🤖 AI Summary
Automated classification of atypical mitotic figures (AMFs) in histopathological images remains highly challenging due to subtle morphological variations, severe class imbalance, and substantial inter-annotator disagreement—critical barriers for tumor aggressiveness assessment. To address these issues, we propose a parameter-efficient fine-tuning framework leveraging state-of-the-art vision foundation models (Virchow, Virchow2, and UNI) augmented with Low-Rank Adaptation (LoRA) for lightweight, task-specific adaptation. We systematically investigate the impact of data partitioning strategies and LoRA rank parameters on generalization performance and introduce a three-fold cross-validation ensemble to enhance model robustness. Evaluated on the MIDOG 2025 preliminary test set, our method achieves an 88.37% balanced accuracy, ranking jointly 9th.

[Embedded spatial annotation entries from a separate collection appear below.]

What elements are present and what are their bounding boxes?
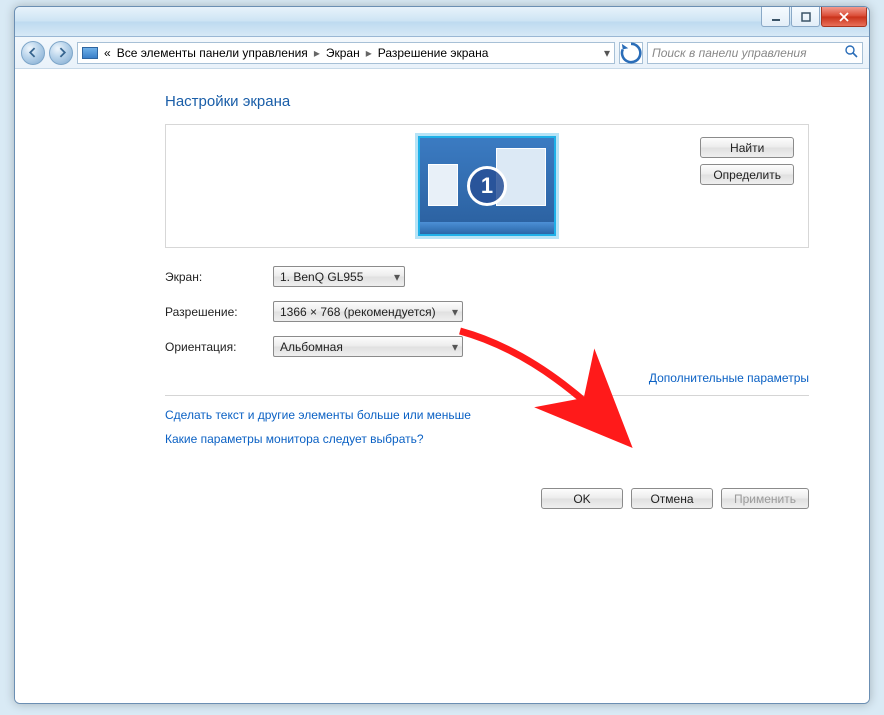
advanced-settings-link[interactable]: Дополнительные параметры xyxy=(649,371,809,385)
divider xyxy=(165,395,809,396)
toolbar: « Все элементы панели управления ▸ Экран… xyxy=(15,37,869,69)
detect-button[interactable]: Определить xyxy=(700,164,794,185)
search-placeholder: Поиск в панели управления xyxy=(652,46,807,60)
forward-button[interactable] xyxy=(49,41,73,65)
address-bar[interactable]: « Все элементы панели управления ▸ Экран… xyxy=(77,42,615,64)
orientation-select[interactable]: Альбомная ▾ xyxy=(273,336,463,357)
search-icon xyxy=(845,45,858,61)
screen-select-value: 1. BenQ GL955 xyxy=(280,270,363,284)
display-preview-box: 1 Найти Определить xyxy=(165,124,809,248)
chevron-right-icon: ▸ xyxy=(314,46,320,60)
monitor-taskbar xyxy=(420,222,554,234)
page-title: Настройки экрана xyxy=(165,93,809,110)
resolution-select[interactable]: 1366 × 768 (рекомендуется) ▾ xyxy=(273,301,463,322)
resolution-label: Разрешение: xyxy=(165,305,273,319)
chevron-down-icon: ▾ xyxy=(452,340,458,354)
breadcrumb-seg-3[interactable]: Разрешение экрана xyxy=(378,46,489,60)
cancel-button[interactable]: Отмена xyxy=(631,488,713,509)
close-button[interactable] xyxy=(821,7,867,27)
apply-button[interactable]: Применить xyxy=(721,488,809,509)
refresh-button[interactable] xyxy=(619,42,643,64)
titlebar xyxy=(15,7,869,37)
orientation-select-value: Альбомная xyxy=(280,340,343,354)
search-input[interactable]: Поиск в панели управления xyxy=(647,42,863,64)
monitor-number-badge: 1 xyxy=(467,166,507,206)
ok-button[interactable]: OK xyxy=(541,488,623,509)
orientation-label: Ориентация: xyxy=(165,340,273,354)
back-button[interactable] xyxy=(21,41,45,65)
breadcrumb-seg-1[interactable]: Все элементы панели управления xyxy=(117,46,308,60)
screen-select[interactable]: 1. BenQ GL955 ▾ xyxy=(273,266,405,287)
window: « Все элементы панели управления ▸ Экран… xyxy=(14,6,870,704)
scale-link[interactable]: Сделать текст и другие элементы больше и… xyxy=(165,408,809,422)
chevron-down-icon: ▾ xyxy=(394,270,400,284)
monitor-thumbnail[interactable]: 1 xyxy=(418,136,556,236)
which-monitor-link[interactable]: Какие параметры монитора следует выбрать… xyxy=(165,432,809,446)
screen-label: Экран: xyxy=(165,270,273,284)
resolution-select-value: 1366 × 768 (рекомендуется) xyxy=(280,305,436,319)
breadcrumb-seg-2[interactable]: Экран xyxy=(326,46,360,60)
chevron-right-icon: ▸ xyxy=(366,46,372,60)
breadcrumb-prefix: « xyxy=(104,46,111,60)
address-dropdown-icon[interactable]: ▾ xyxy=(604,46,610,60)
chevron-down-icon: ▾ xyxy=(452,305,458,319)
content: Настройки экрана 1 Найти Определить Экра… xyxy=(15,69,869,703)
find-button[interactable]: Найти xyxy=(700,137,794,158)
maximize-button[interactable] xyxy=(791,7,820,27)
control-panel-icon xyxy=(82,47,98,59)
minimize-button[interactable] xyxy=(761,7,790,27)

This work represents the first systematic application of LoRA to fine-grained AMF classification, significantly improving discriminative stability and reproducibility for small-sample, high-noise pathological imagery.
📝 Abstract
Atypical mitotic figures (AMFs) are rare abnormal cell divisions associated with tumor aggressiveness and poor prognosis. Their detection remains a significant challenge due to subtle morphological cues, class imbalance, and inter-observer variability among pathologists. The MIDOG 2025 challenge introduced a dedicated track for atypical mitosis classification, enabling systematic evaluation of deep learning methods. In this study, we investigated the use of large vision foundation models, including Virchow, Virchow2, and UNI, with Low-Rank Adaptation (LoRA) for parameter-efficient fine-tuning. We conducted extensive experiments with different LoRA ranks, as well as random and group-based data splits, to analyze robustness under varied conditions. Our best approach, Virchow with LoRA rank 8 and ensemble of three-fold cross-validation, achieved a balanced accuracy of 88.37% on the preliminary test set, ranking joint 9th in the challenge leaderboard. These results highlight the promise of foundation models with efficient adaptation strategies for the classification of atypical mitosis, while underscoring the need for improvements in specificity and domain generalization.